Те, кого зову самовлюбленными, заучивают слова только своего учителя и могут повторять их так гладко, так красиво, что они сами в себя влюбляются и думают, что познали все на свете. Им и невдомек, что в мире еще ничего не начало существовать. Поэтому таких я зову самовлюбленными.

Ослепленные — это, пожалуй, вши, обитающие на свинье. Вошь ищет место, где щетина растет реже, и ей кажется, что она поселилась в просторном дворце с красивым парком вокруг. Еще она любит забираться в складки кожи на брюхе или в щели в копытах — это места кажутся ей удобным и безопасным жилищем. Ей невдомек, что однажды мясник хлопнет в ладоши, навалит хворост, поднесет горящий факел и спалит ее вместе с щетиной. Тех, кто мечутся на одном месте, бегут то к входу, то к выходу, я и зову ослепленными.

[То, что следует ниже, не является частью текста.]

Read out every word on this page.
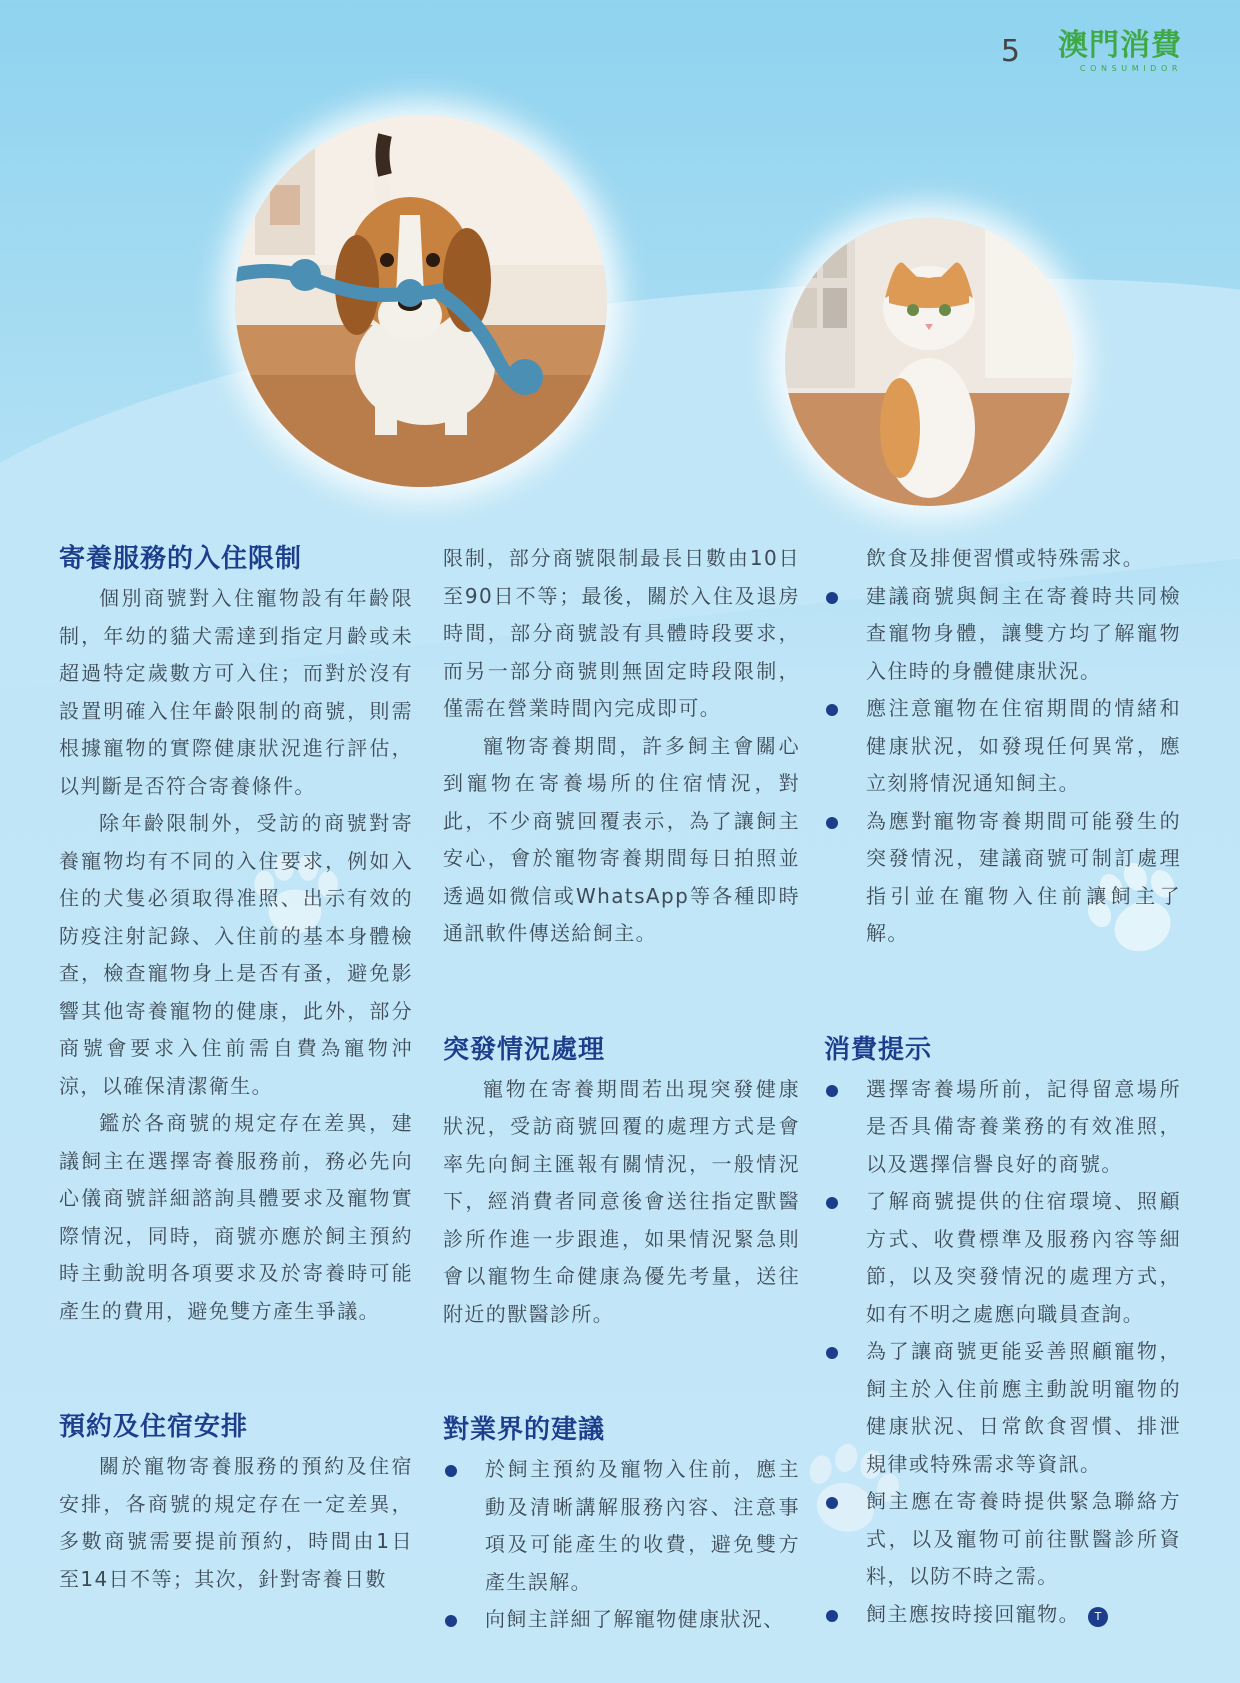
5 澳門消費
CONSUMIDOR
寄養服務的入住限制

個別商號對入住寵物設有年齡限制，年幼的貓犬需達到指定月齡或未超過特定歲數方可入住；而對於沒有設置明確入住年齡限制的商號，則需根據寵物的實際健康狀況進行評估，以判斷是否符合寄養條件。

除年齡限制外，受訪的商號對寄養寵物均有不同的入住要求，例如入住的犬隻必須取得准照、出示有效的防疫注射記錄、入住前的基本身體檢查，檢查寵物身上是否有蚤，避免影響其他寄養寵物的健康，此外，部分商號會要求入住前需自費為寵物沖涼，以確保清潔衛生。

鑑於各商號的規定存在差異，建議飼主在選擇寄養服務前，務必先向心儀商號詳細諮詢具體要求及寵物實際情況，同時，商號亦應於飼主預約時主動說明各項要求及於寄養時可能產生的費用，避免雙方產生爭議。

預約及住宿安排

關於寵物寄養服務的預約及住宿安排，各商號的規定存在一定差異，多數商號需要提前預約，時間由1日至14日不等；其次，針對寄養日數

限制，部分商號限制最長日數由10日至90日不等；最後，關於入住及退房時間，部分商號設有具體時段要求，而另一部分商號則無固定時段限制，僅需在營業時間內完成即可。

寵物寄養期間，許多飼主會關心到寵物在寄養場所的住宿情況，對此，不少商號回覆表示，為了讓飼主安心，會於寵物寄養期間每日拍照並透過如微信或WhatsApp等各種即時通訊軟件傳送給飼主。

突發情況處理

寵物在寄養期間若出現突發健康狀況，受訪商號回覆的處理方式是會率先向飼主匯報有關情況，一般情況下，經消費者同意後會送往指定獸醫診所作進一步跟進，如果情況緊急則會以寵物生命健康為優先考量，送往附近的獸醫診所。

對業界的建議
於飼主預約及寵物入住前，應主動及清晰講解服務內容、注意事項及可能產生的收費，避免雙方產生誤解。
向飼主詳細了解寵物健康狀況、
飲食及排便習慣或特殊需求。
建議商號與飼主在寄養時共同檢查寵物身體，讓雙方均了解寵物入住時的身體健康狀況。
應注意寵物在住宿期間的情緒和健康狀況，如發現任何異常，應立刻將情況通知飼主。
為應對寵物寄養期間可能發生的突發情況，建議商號可制訂處理指引並在寵物入住前讓飼主了解。
消費提示
選擇寄養場所前，記得留意場所是否具備寄養業務的有效准照，以及選擇信譽良好的商號。
了解商號提供的住宿環境、照顧方式、收費標準及服務內容等細節，以及突發情況的處理方式，如有不明之處應向職員查詢。
為了讓商號更能妥善照顧寵物，飼主於入住前應主動說明寵物的健康狀況、日常飲食習慣、排泄規律或特殊需求等資訊。
飼主應在寄養時提供緊急聯絡方式，以及寵物可前往獸醫診所資料，以防不時之需。
飼主應按時接回寵物。 T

Среди «согбенных бременем» самый знаменитый — это, пожалуй, Шунь. Баранине не нужны муравьи, но муравьям нужна баранина, ибо она источает привлекательный для них запах. Деяния Шуня распространяли вот такой вкусный запах баранины, привлекавший народ, так что все три места, где Шунь учреждал свою ставку, превратились в большие города, и, когда он перебрался в пустошь Дэн, за ним пришли десять раз по десять тысяч семей. Яо узнал про достоинства Шуня и призвал его на пустующие земли, сказав: «Мы ожидаем, что с приходом этого человека здесь будет процветание». К тому времени Шунь был уже в преклонном возрасте, он плохо видел и слышал, но ему так и не дали провести в покое остаток своих дней. Он был одним из тех, кого я зову «согбенными бременем».

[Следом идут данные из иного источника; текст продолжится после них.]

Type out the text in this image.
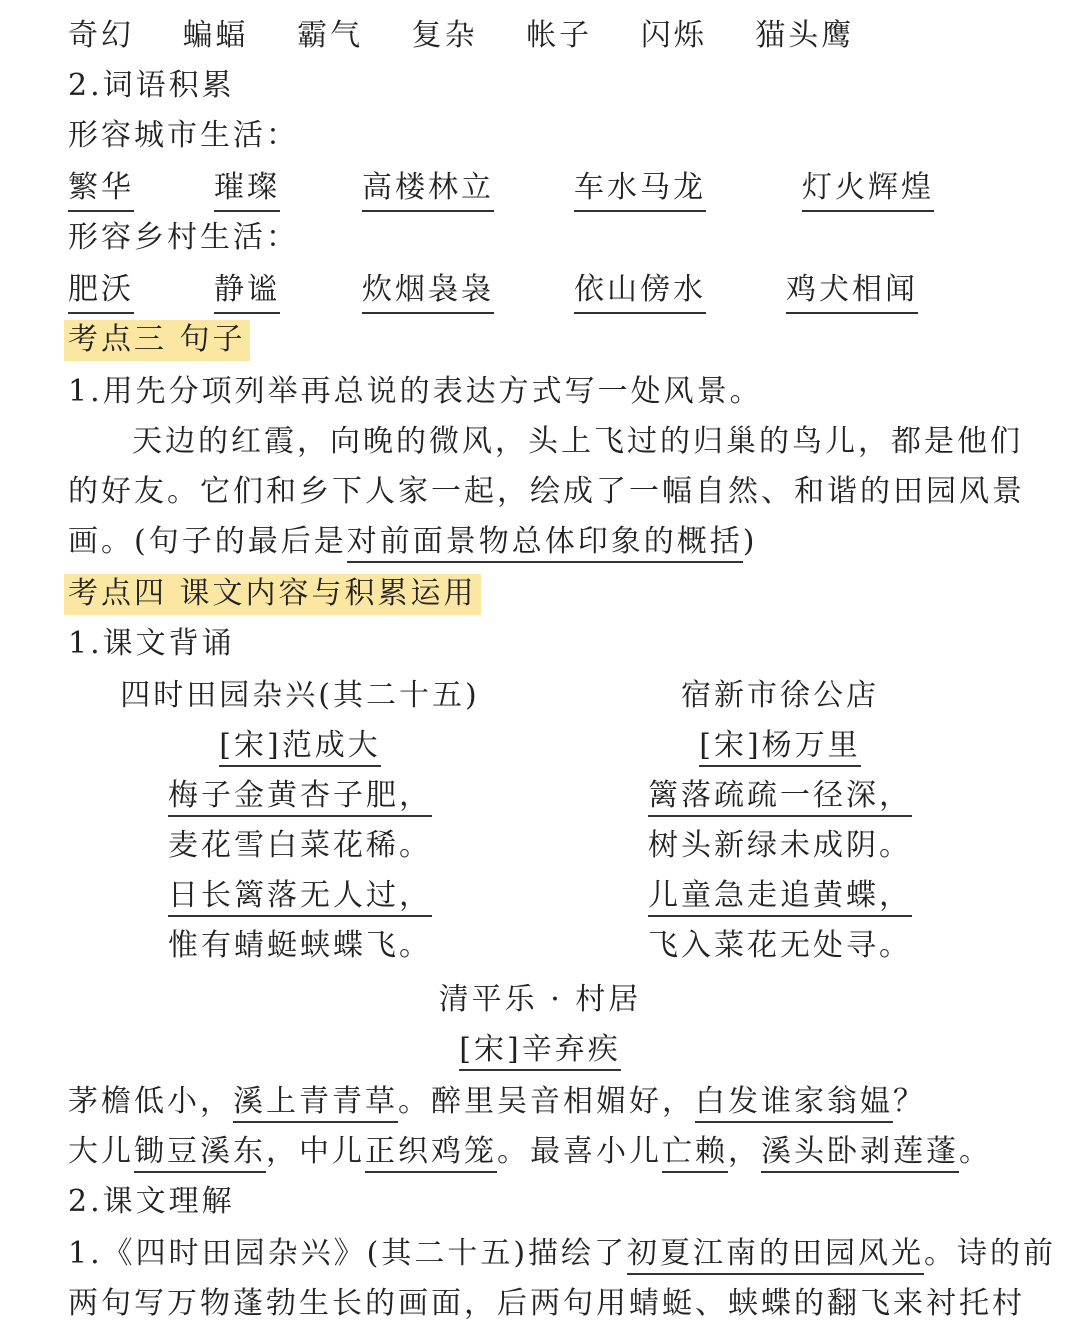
奇幻 蝙蝠 霸气 复杂 帐子 闪烁 猫头鹰
2.词语积累
形容城市生活：
繁华	璀璨	高楼林立	车水马龙	灯火辉煌
形容乡村生活：
肥沃	静谧	炊烟袅袅	依山傍水	鸡犬相闻
考点三 句子
1.用先分项列举再总说的表达方式写一处风景。
天边的红霞，向晚的微风，头上飞过的归巢的鸟儿，都是他们
的好友。它们和乡下人家一起，绘成了一幅自然、和谐的田园风景
画。(句子的最后是对前面景物总体印象的概括)
考点四 课文内容与积累运用
1.课文背诵
四时田园杂兴(其二十五)
[宋]范成大
梅子金黄杏子肥，
麦花雪白菜花稀。
日长篱落无人过，
惟有蜻蜓蛱蝶飞。
宿新市徐公店
[宋]杨万里
篱落疏疏一径深，
树头新绿未成阴。
儿童急走追黄蝶，
飞入菜花无处寻。
清平乐 · 村居
[宋]辛弃疾
茅檐低小，溪上青青草。醉里吴音相媚好，白发谁家翁媪？
大儿锄豆溪东，中儿正织鸡笼。最喜小儿亡赖，溪头卧剥莲蓬。
2.课文理解
1.《四时田园杂兴》(其二十五)描绘了初夏江南的田园风光。诗的前
两句写万物蓬勃生长的画面，后两句用蜻蜓、蛱蝶的翻飞来衬托村
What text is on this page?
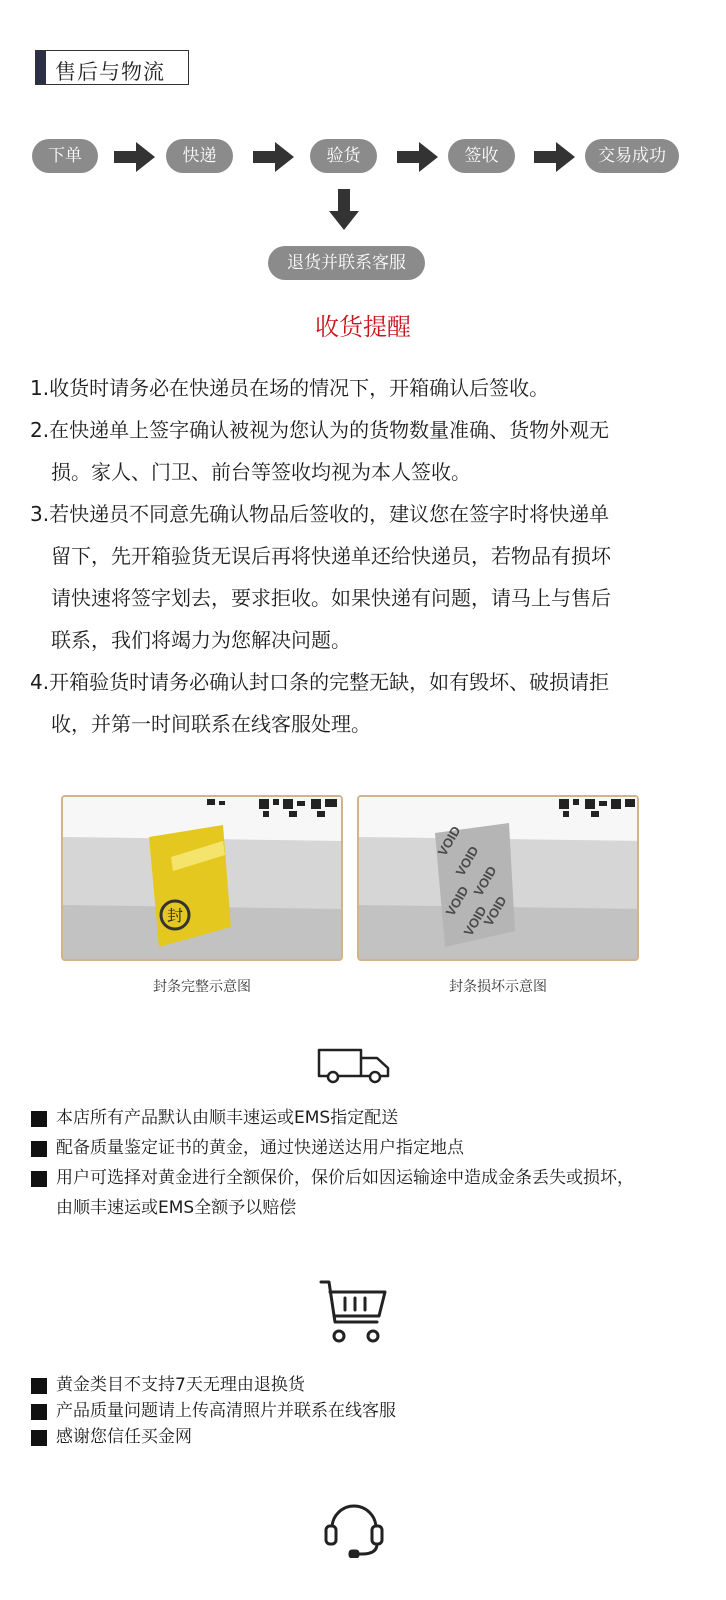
售后与物流
下单	快递	验货	签收	交易成功
退货并联系客服
收货提醒
1.收货时请务必在快递员在场的情况下，开箱确认后签收。
2.在快递单上签字确认被视为您认为的货物数量准确、货物外观无
损。家人、门卫、前台等签收均视为本人签收。
3.若快递员不同意先确认物品后签收的，建议您在签字时将快递单
留下，先开箱验货无误后再将快递单还给快递员，若物品有损坏
请快速将签字划去，要求拒收。如果快递有问题，请马上与售后
联系，我们将竭力为您解决问题。
4.开箱验货时请务必确认封口条的完整无缺，如有毁坏、破损请拒
收，并第一时间联系在线客服处理。
封
VOID
VOID
VOID
VOID
VOID
VOID
封条完整示意图	封条损坏示意图
本店所有产品默认由顺丰速运或EMS指定配送
配备质量鉴定证书的黄金，通过快递送达用户指定地点
用户可选择对黄金进行全额保价，保价后如因运输途中造成金条丢失或损坏，
由顺丰速运或EMS全额予以赔偿
黄金类目不支持7天无理由退换货
产品质量问题请上传高清照片并联系在线客服
感谢您信任买金网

Вот почему одухотворенный человек не любит, когда к нему стекается толпа. А если толпа все-таки соберется, он стоит в стороне, и поскольку он стоит в стороне, миру нет от него пользы. Поэтому одухотворенный человек ни с кем не бывает слишком близок и ни от кого не бывает слишком далек. Он вскармливает в себе жизненную силу, пестует в себе гармонию, чтобы следовать миру. Вот кого можно назвать Настоящим Человеком. Он бросает свое знание муравьям, он учится мудрости у рыб и отдает все планы баранам. Он глазами созерцает глаза, ушами слушает слух, сердцем внимает сердцу. Такой человек ровен, как отвес, и в переменах следует неизбежному.

Настоящие люди древности небесным отвечали на человеческое и не позволяли человеческому проникнуть в небесное. Настоящие люди древности, обретая это, рождались, теряя это, умирали, обретая это — умирали, теряя это — рождались.

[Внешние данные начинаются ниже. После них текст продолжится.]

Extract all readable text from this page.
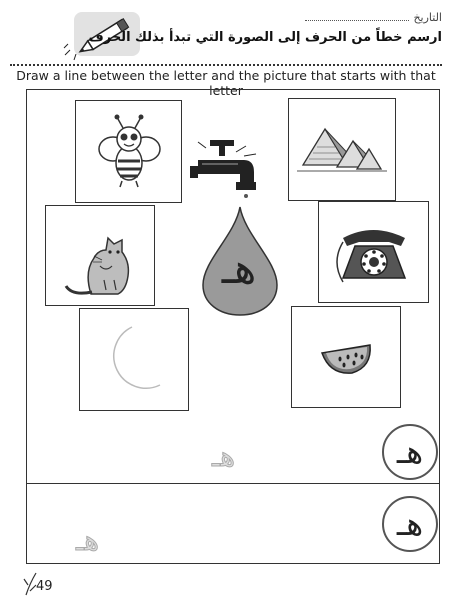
التاريخ
ارسم خطاً من الحرف إلى الصورة التي تبدأ بذلك الحرف
Draw a line between the letter and the picture that starts with that letter
هـ
هـ
هـ
هـ
هـ
49
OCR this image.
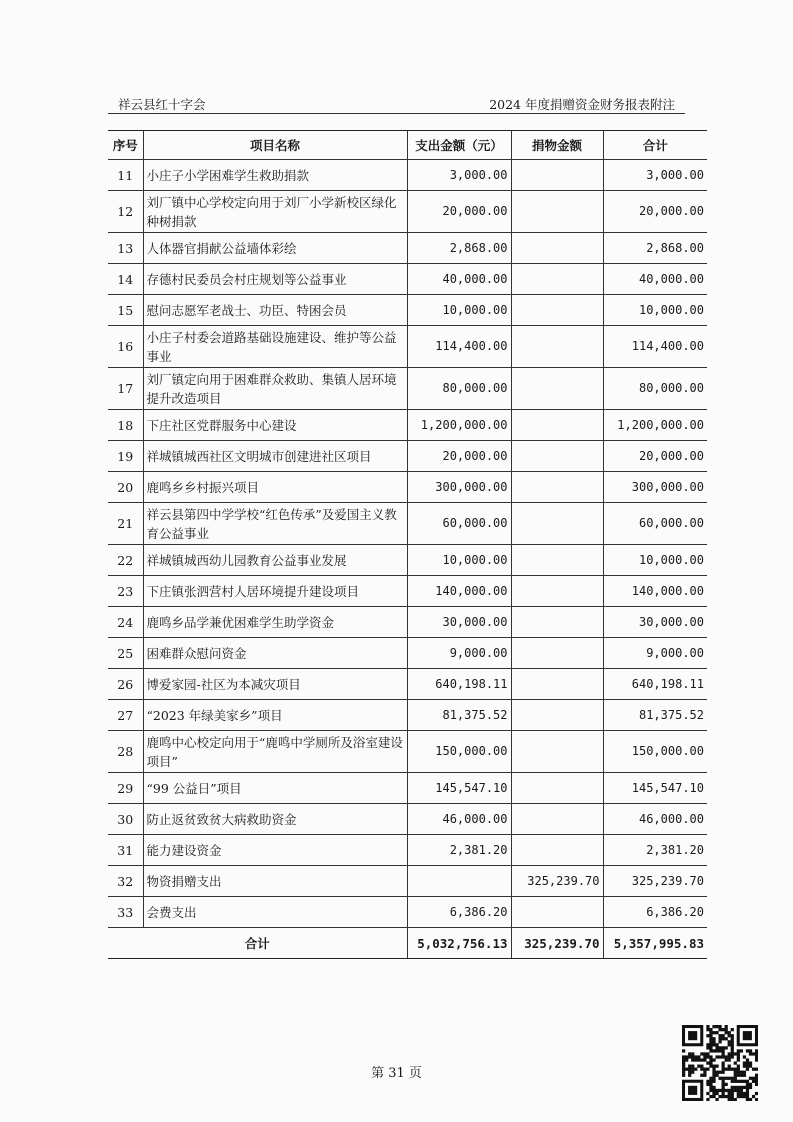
祥云县红十字会	2024 年度捐赠资金财务报表附注
序号	项目名称	支出金额（元）	捐物金额	合计
11	小庄子小学困难学生救助捐款	3,000.00		3,000.00
12	刘厂镇中心学校定向用于刘厂小学新校区绿化种树捐款	20,000.00		20,000.00
13	人体器官捐献公益墙体彩绘	2,868.00		2,868.00
14	存德村民委员会村庄规划等公益事业	40,000.00		40,000.00
15	慰问志愿军老战士、功臣、特困会员	10,000.00		10,000.00
16	小庄子村委会道路基础设施建设、维护等公益事业	114,400.00		114,400.00
17	刘厂镇定向用于困难群众救助、集镇人居环境提升改造项目	80,000.00		80,000.00
18	下庄社区党群服务中心建设	1,200,000.00		1,200,000.00
19	祥城镇城西社区文明城市创建进社区项目	20,000.00		20,000.00
20	鹿鸣乡乡村振兴项目	300,000.00		300,000.00
21	祥云县第四中学学校“红色传承”及爱国主义教育公益事业	60,000.00		60,000.00
22	祥城镇城西幼儿园教育公益事业发展	10,000.00		10,000.00
23	下庄镇张泗营村人居环境提升建设项目	140,000.00		140,000.00
24	鹿鸣乡品学兼优困难学生助学资金	30,000.00		30,000.00
25	困难群众慰问资金	9,000.00		9,000.00
26	博爱家园-社区为本减灾项目	640,198.11		640,198.11
27	“2023 年绿美家乡”项目	81,375.52		81,375.52
28	鹿鸣中心校定向用于“鹿鸣中学厕所及浴室建设项目”	150,000.00		150,000.00
29	“99 公益日”项目	145,547.10		145,547.10
30	防止返贫致贫大病救助资金	46,000.00		46,000.00
31	能力建设资金	2,381.20		2,381.20
32	物资捐赠支出		325,239.70	325,239.70
33	会费支出	6,386.20		6,386.20
合计		5,032,756.13	325,239.70	5,357,995.83
第 31 页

Трое мужей — Цзы-Санху, Мэн Цзыфань и Цзы-Циньчжан — говорили друг другу: «Кто из нас способен быть вместе, не будучи вместе, и способен действовать заодно, не действуя заодно? Кто из нас может взлететь в небеса и странствовать с туманами, погружаться в Беспредельное, и вовеки жить, забыв обо всем?» Все трое посмотрели друг на друга и рассмеялись. Ни у кого из них в сердце не возникло возражений, и они стали друзьями.

Они дружно прожили вместе некоторое время, а потом Цзы-Санху умер. Прежде чем тело Цзы-Санху было предано земле, Конфуций узнал о его смерти и послал Цзы-Гуна участвовать в траурной церемонии. Но оказалось, что один из друзей покойного напевал мелодию, другой подыгрывал ему на лютне, и вдвоем они пели песню:

Эй, Санху!
Эй, Санху!
Ты возвратился к подлинному,
А мы все еще человеки.

Цзы-Гун поспешно вышел вперед и сказал: «Осмелюсь спросить, прилично ли вот так петь над телом покойного?»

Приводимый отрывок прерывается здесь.